The restaurant is located on St-Paul street in old Quebec, in the heart of the antique and collector’s neighbourhood. I’m guessing it’s where they got their name from (lol). They offer a variety of traditional Quebec dishes from meatball stew, perfectly seasoned “cipaille”, meat pie and all-day breakfasts. The onion-roasted potatoes served with their breakfasts are to die for.
And so last night, as I head on over to the last representation of the Moulin à Images for 2012, I decided to stop by Le Buffet for supper; it was about 8:30 pm.

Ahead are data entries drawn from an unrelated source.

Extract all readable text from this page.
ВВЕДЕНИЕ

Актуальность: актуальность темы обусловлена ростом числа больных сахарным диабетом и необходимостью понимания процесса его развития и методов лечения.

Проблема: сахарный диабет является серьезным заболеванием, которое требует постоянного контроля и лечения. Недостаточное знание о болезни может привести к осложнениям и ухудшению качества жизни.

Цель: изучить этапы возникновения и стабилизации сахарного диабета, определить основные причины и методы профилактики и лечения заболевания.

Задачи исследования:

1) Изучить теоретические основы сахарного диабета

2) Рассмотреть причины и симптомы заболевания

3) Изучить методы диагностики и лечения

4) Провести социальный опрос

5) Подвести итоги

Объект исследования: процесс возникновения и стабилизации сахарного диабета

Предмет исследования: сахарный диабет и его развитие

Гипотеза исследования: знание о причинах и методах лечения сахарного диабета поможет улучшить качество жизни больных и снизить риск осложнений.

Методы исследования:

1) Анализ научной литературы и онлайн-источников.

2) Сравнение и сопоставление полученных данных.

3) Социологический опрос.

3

I had breakfast, I’m wild like that!
The restaurant was busy, as usual. The tables set outside were all taken and so I took a bench inside. My plate was quickly served; le Spéciale Antiquaire with eggs, bacon, sausage, ham, potatoes and beans. The eggs were cooked to perfection, the ham and sausage were tender, but the bacon was soft and cold. I’ve been here before and I know it isn’t usually the case. I’m blaming it on the late breakfast. I also asked for their in-house, not-too-sweet strawberry jam with my pain de ménage. If you’re going to have some toast, their jam is a must.
I didn’t finish my plate; simply too much food!
Remember it’s an open kitchen and the restaurant is often busy, so it gets hot quickly in the summer and you’ll smell of food when you leave, especially when their windows are closed. It’s the price to pay to eat in the affordable, generously portioned, Quebec-tasting Buffet de l’Antiquaire.